Here are some of the more significant ways that you can expect to spend time and encounter problems:

  • Programmer's time

    As the programmer, your time is largely going to be spent doing the following:

    • Analyzing code for parallelism

      The more significant parallelism you can find, not simply in the existing code, but even more importantly in the overall task that the code is intended to address, the more speedup you can expect to obtain for your efforts.

    • Recoding

      Having discovered the places where you think parallelism will give results, you now have to put it in. This can be a very time-consuming process.

  • Complicated debugging

    One of the nice things about serial code is that, in the end, there's only one instruction at a time being executed, and you could, if you had to, get an instruction-level dump of the whole thing and stand a good chance of finding that last, elusive bug. Debugging a parallel application is at least an order of magnitude more infuriating, because you not only have multiple instruction streams running around doing things at the same time, you've also got information flowing amongst them all, again all at the same time, and who knows!?! what's causing the errors you're seeing?

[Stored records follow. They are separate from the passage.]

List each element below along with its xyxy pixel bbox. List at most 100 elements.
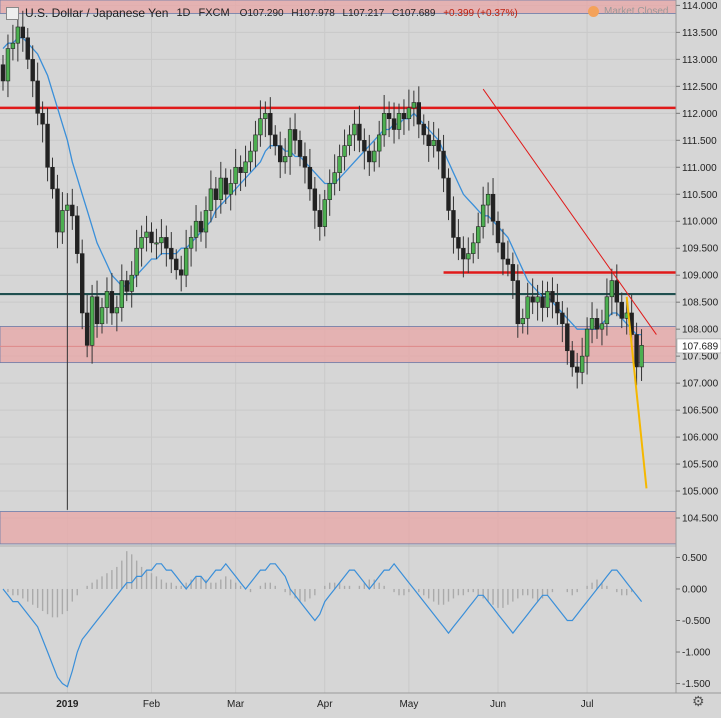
candle — [391, 102, 397, 144]
candle — [307, 148, 313, 201]
candle — [342, 129, 347, 171]
candle — [25, 28, 30, 70]
price-tick-label: 113.000 — [682, 55, 718, 66]
candle — [322, 189, 327, 237]
candle-body — [416, 102, 421, 125]
candle — [75, 206, 80, 264]
price-tick-label: 113.500 — [682, 28, 718, 39]
candle — [55, 174, 60, 249]
osc-tick-label: -0.500 — [682, 616, 711, 627]
candle — [421, 114, 426, 145]
candle-body — [560, 312, 565, 325]
symbol-name[interactable]: U.S. Dollar / Japanese Yen — [25, 6, 169, 20]
candle-body — [89, 296, 95, 346]
zones — [0, 0, 677, 545]
candle-body — [639, 345, 644, 368]
candle-body — [312, 188, 318, 211]
candle-body — [287, 129, 293, 157]
candle-body — [461, 247, 466, 260]
exchange-label: FXCM — [198, 7, 230, 19]
open-value: O107.290 — [239, 7, 284, 19]
candle — [589, 302, 595, 344]
high-value: H107.978 — [291, 7, 335, 19]
candle — [282, 138, 288, 174]
candle-body — [55, 188, 60, 233]
time-axis[interactable]: 2019 Feb Mar Apr May Jun Jul — [0, 692, 721, 710]
price-tick-label: 105.000 — [682, 487, 719, 498]
candle-body — [273, 134, 278, 146]
interval-label[interactable]: 1D — [176, 7, 191, 19]
candle — [426, 120, 431, 162]
candle-body — [480, 204, 486, 227]
candle — [327, 169, 332, 216]
candle — [129, 261, 134, 308]
candle — [376, 120, 382, 168]
trendline[interactable] — [482, 88, 657, 335]
candle — [466, 237, 471, 274]
last-price-label: 107.689 — [682, 341, 719, 352]
drawings[interactable] — [482, 88, 657, 489]
candle-body — [198, 220, 204, 233]
candle — [154, 228, 159, 260]
ohlc-readout: O107.290 H107.978 L107.217 C107.689 +0.3… — [240, 8, 523, 19]
candle-body — [362, 139, 367, 152]
clock-icon — [588, 6, 599, 17]
candle — [357, 105, 362, 153]
candle — [287, 117, 293, 175]
candle-body — [5, 48, 11, 82]
candle-body — [634, 334, 639, 368]
price-tick-label: 106.500 — [682, 406, 719, 417]
candle — [545, 281, 550, 318]
candle — [337, 144, 342, 192]
candle-body — [540, 296, 545, 308]
candle — [485, 182, 491, 224]
price-tick-label: 109.000 — [682, 271, 719, 282]
price-tick-label: 107.500 — [682, 352, 719, 363]
candle-body — [208, 188, 214, 211]
candle-body — [144, 231, 149, 238]
candle-body — [347, 134, 352, 146]
candle-body — [550, 291, 555, 303]
zone-2[interactable] — [0, 511, 677, 545]
candle — [510, 252, 516, 299]
candle — [218, 161, 223, 214]
candle — [570, 341, 575, 377]
price-tick-label: 110.500 — [682, 190, 718, 201]
candle — [15, 15, 21, 62]
candle — [520, 308, 525, 334]
candle — [208, 170, 214, 223]
candle — [243, 145, 248, 187]
candle — [253, 120, 258, 168]
candle — [461, 236, 466, 278]
time-tick-label: May — [399, 699, 418, 710]
zone-1[interactable] — [0, 326, 677, 364]
candle-body — [515, 280, 521, 325]
candle — [362, 128, 367, 170]
candle — [540, 280, 545, 322]
candle — [65, 193, 70, 510]
time-tick-label: Mar — [227, 699, 245, 710]
candle-body — [80, 253, 85, 314]
candle — [302, 142, 308, 184]
price-axis[interactable]: 114.000 113.500 113.000 112.500 112.000 111.5… — [675, 0, 721, 713]
projection-line[interactable] — [625, 296, 648, 489]
candle — [5, 34, 11, 98]
candle-body — [446, 177, 451, 211]
candle — [139, 225, 144, 267]
candle-body — [357, 123, 362, 141]
candle-body — [396, 113, 402, 130]
candle — [203, 196, 209, 249]
menu-icon[interactable] — [6, 6, 19, 20]
candle-body — [70, 204, 75, 217]
candle-body — [500, 242, 506, 260]
gear-icon[interactable]: ⚙ — [692, 693, 705, 709]
candle-body — [352, 123, 357, 136]
candle — [84, 294, 90, 358]
candle — [104, 277, 110, 324]
price-tick-label: 107.000 — [682, 379, 719, 390]
candle — [441, 134, 446, 193]
candle — [386, 101, 392, 138]
candle-body — [510, 264, 516, 281]
candle — [614, 264, 620, 317]
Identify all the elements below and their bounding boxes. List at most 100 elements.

    It really is that bad. Trust me.

    Do whatever you can to avoid having to debug parallel code:

    • consider a career change;
    • hire someone else to do it;
    • or write the best, self-debugging, modular and error-correcting code you possibly can, the first time.
    If you decide to stick with it, and follow the advice in that last point, you'll find that the time you put into writing good, well-designed code has a tremendous impact on how quickly you get it running correctly. Pay the price up front.

  • Loss of portability of code

    Serial code is serial code; sure, different serial machines have different dialects of your favorite serial language, but standards committees and software developers' need for portability are forcing a very welcome commonality in most of them.

    But, when you convert your code to parallel, there ain't no goin' back -- what you end up with (assuming you are not using parallel constructs hidden inside comments) will never again run on a serial machine ... well, that's not entirely true, in all cases, but it's better that you expect to have to support two completely different packages, one for serial environments, and one each for every different kind of parallel environment you want your application to be able to run on.

    Things are getting a little brighter on this score, however: there are standards efforts underway (at least for Fortran) to insure portability of parallel programs. For example, High Performance Fortran (HPF) runs on a variety of platforms, and the entire MPI effort was directed at being able to provide message-passing portability on top of a wide range of underlying transport environments.

  • Total CPU time greater with parallel

    A good job of parallelization will end up reducing the wall-clock time you spend waiting for your application to finish; however, the bill you get back from your service center is not likely to be based on time as measured by your trusty Timex ... if it were, they wouldn't stay in business very long. No, they're going to add up the CPU time you racked up over all of the processors you used (after all, if you used them, no one else could, right?), and bill you for that.

    Even on a per-CPU basis, you're going to see that a parallel task runs up a higher bill than the equivalent serial one; as previously explained, this increase is due to the additional instructions and time required to:

    • Initialize and terminate tasks
    • Communicate among tasks

  • Replication of code and data requires more memory

    Your service center bill may take into consideration things other than CPU cycles, such as how much disk and main memory you use. A serial task uses a fixed amount of memory. A skillfully written parallel one will distribute most of it across the processors, but there will always be some values that are replicated in all tasks and some buffers used for communication that will make the total memory used by a set of parallel tasks greater than what the serial task had used.

  • Other users might wait longer for their work

    The extra CPU time, disk space, and memory that your parallel application requires will not be available to other users of the system while you are using them. Show consideration for your fellow parallelizers -- use only the resources you actually need, and only for as long as you actually need them.